I don't think there's any harm in the mis-characterization of ReST and the detail of the post about the two query systems from Google and Microsoft is rather interesting, but I was surprised at his misunderstanding since I thought he knew better. Dare does have an out - as any good program manager does - by saying "... you could get meta...", so I will take that opportunity and get meta.


  • "URIs on the Web are really just URLs and URLs are really just hierarchical paths to a particular resource [...]" - no, they are not really just hierarchical paths. They are an identifier. Sometimes they are a 'path', but usually not.
  • "Fundamentally URIs identify a single resource or a set of resources." - always just a single resource.
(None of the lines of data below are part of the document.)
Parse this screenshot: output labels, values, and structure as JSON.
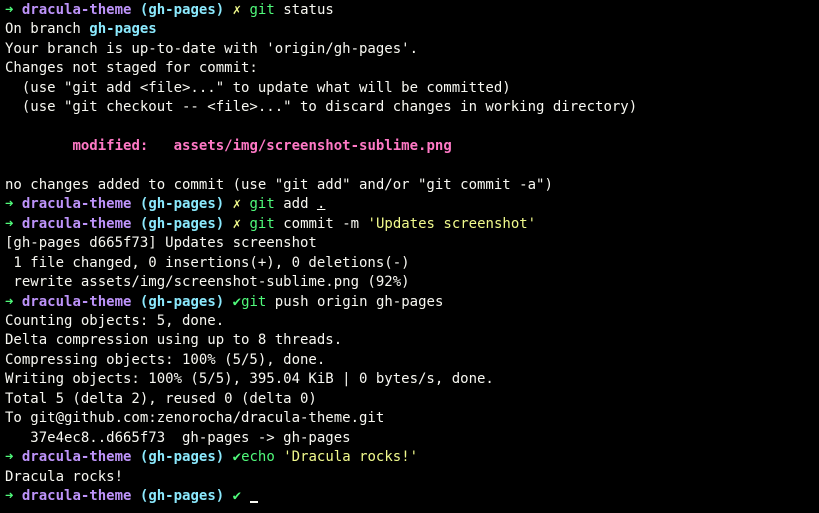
{
  "prompt": {
    "arrow": "➜",
    "dir": "dracula-theme",
    "branch": "(gh-pages)",
    "mark_dirty": "✗",
    "mark_clean": "✔"
  },
  "colors": {
    "background": "#000000",
    "foreground": "#f8f8f2",
    "green": "#50fa7b",
    "purple": "#bd93f9",
    "cyan": "#8be9fd",
    "yellow": "#f1fa8c",
    "pink": "#ff79c6"
  },
  "lines": [
    {
      "cmd": "git",
      "args": "status"
    },
    {
      "prefix": "On branch ",
      "branch": "gh-pages"
    },
    {
      "text": "Your branch is up-to-date with 'origin/gh-pages'."
    },
    {
      "text": "Changes not staged for commit:"
    },
    {
      "text": "  (use \"git add <file>...\" to update what will be committed)"
    },
    {
      "text": "  (use \"git checkout -- <file>...\" to discard changes in working directory)"
    },
    {
      "text": ""
    },
    {
      "indent": "        ",
      "label": "modified:",
      "gap": "   ",
      "file": "assets/img/screenshot-sublime.png"
    },
    {
      "text": ""
    },
    {
      "text": "no changes added to commit (use \"git add\" and/or \"git commit -a\")"
    },
    {
      "cmd": "git",
      "args": "add .",
      "args_main": "add ",
      "args_dot": "."
    },
    {
      "cmd": "git",
      "args_main": "commit -m ",
      "args_str": "'Updates screenshot'"
    },
    {
      "text": "[gh-pages d665f73] Updates screenshot"
    },
    {
      "text": " 1 file changed, 0 insertions(+), 0 deletions(-)"
    },
    {
      "text": " rewrite assets/img/screenshot-sublime.png (92%)"
    },
    {
      "cmd": "git",
      "args": "push origin gh-pages"
    },
    {
      "text": "Counting objects: 5, done."
    },
    {
      "text": "Delta compression using up to 8 threads."
    },
    {
      "text": "Compressing objects: 100% (5/5), done."
    },
    {
      "text": "Writing objects: 100% (5/5), 395.04 KiB | 0 bytes/s, done."
    },
    {
      "text": "Total 5 (delta 2), reused 0 (delta 0)"
    },
    {
      "text": "To git@github.com:zenorocha/dracula-theme.git"
    },
    {
      "text": "   37e4ec8..d665f73  gh-pages -> gh-pages"
    },
    {
      "cmd": "echo",
      "args_str": "'Dracula rocks!'"
    },
    {
      "text": "Dracula rocks!"
    }
  ]
}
  • "A syntax for addressing single resources (i.e. URLs/URIs) is fundamentally incompatible with a query language that operates over multiple resources." - this is core missed direction in the explanation of ReST. The term 'resource' as applied within RDBMS isn't the same as 'resource' as applied within ReST. A ReST 'resource' is the view from the outside, and datbase 'resources' are the data elements on the inside. Read up on Data on the Outside vs. Data on the Inside by Pat Helland (not exactly relevant to this post, but a catchy title).
  • "a search results page is fundamentally RESTful even though its URI identifies a query as opposed to a specific resource or set of resources [although you could get meta and say it identifies the set of resources that meet your search criteria]." - the URI actually does identify the results (as Dare suggests) and not the query. The URI is the query. This means you can operate on the set of data that are the results - you could delete them, retrieve them, replace them, etc.


I'm not suggesting that URI are better than or a replacement for queries, just that they are different. They do different things and are both very useful, and when you think in terms of "a URI is a query" you think of the processing of the implementation and miss out on some aspects of Web architecture which naturally arise when you think of "a URI identifies the results".